Читать книгу На Москве (Из времени чумы 1771 г.) - Евгений Салиас-де-Турнемир - Страница 4

Часть первая
IV

Оглавление

Еще юношей, восемнадцати лет, Капитон Иваныч был отвезен отцом в Петербург и отдан в морской корпус. Как и почему попал молодой Капитоша в моряки, он не знал. Он стал учиться прилежно и скоро был выпущен унтер-лейтенантом во флот. Сражаться молодому Капитону, конечно, ни разу не пришлось, и он вышел в отставку тотчас по получении известия об «вольностях дворянских», дарованных государем Петром III. Но плавания, путешествия, хотя не далее берегов Швеции, сделали из Воробушкина такого человека, про которого говорили теперь, что он многое знает, многое видал и очень занимательный собеседник. Действительно, когда Капитон Иваныч рассказывал соседям по вотчине о Финляндии, о разных городах, имена которых его слушатели не могли даже сразу выговорить, не только запомнить, то соседи слушали, разиня рты, а сам Воробушкин чувствовал невольно свое превосходство перед многими другими дворянами. Сызмала Капитон Иваныч был из того же сорта людей, к которому принадлежали теперь его любимцы Уля и Ивашка. Он больше любил смотреть на небо, на облака и звезды, чем на землю. Он любил гулять по лесу, но не ради хозяйских забот, а ради собирания грибов. Он любил ходить по хлеборобным нивам, но тоже только затем, чтобы, нарвав пучок васильков, принести их домой и поставить в воду. В каком виде уродился его хлеб, он при этом не замечал и не любопытствовал даже заметить. Зимой, любя цветы, он заводил горшок с розаном, поливал его аккуратно и любил так же, как Уля, заведя зяблика или овсянку, ходить за ними, разговаривать с ними. Так же как Ивашка, любил он бывать в церкви, подтягивать на клиросе дьячку, ставить и поправлять свечки у образов, подавать кадило, носить образ или хоругвь в крестном ходу. И странное дело! Морская служба, дежурство на корабле в тихие, летние ночи, путешествия к чужим берегам, встреча с матросами и моряками разных стран света, выслушивания рассказов о дальних пределах, об Америке, Африке, Японии – все это еще более развило в Капитоне Иваныче и укрепило то неуловимое и неясное ему чувство, которое было теперь так чуждо его супруге. И немудрено, что, наследовав от брата вотчину, где оказалась Уля, он полюбил девочку тотчас за те наклонности, которые оказались в родной племяннице Уле, уродившейся действительно в него, в своего дядю. А Ивашка, – который не был ни ему, ни Уле родней, – по счастью, оказался тоже их поля ягодой.

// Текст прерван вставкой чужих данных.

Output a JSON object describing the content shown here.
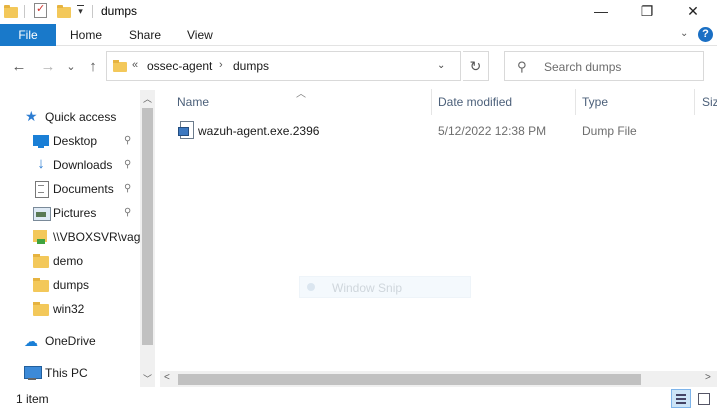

И первое время в вотчине покойного брата все трое зажили на славу. Ивашка любил песни и выдумывал свои собственные, пел их на свой самодельный лад. Уля не умела петь, но любила слушать песни. Капитон Иваныч проводил по два, по три часа, в особенности в сумерки, в саду, в том, что мурлыкал тоже какую-то странную песенку, которую он называл «шведским романцом».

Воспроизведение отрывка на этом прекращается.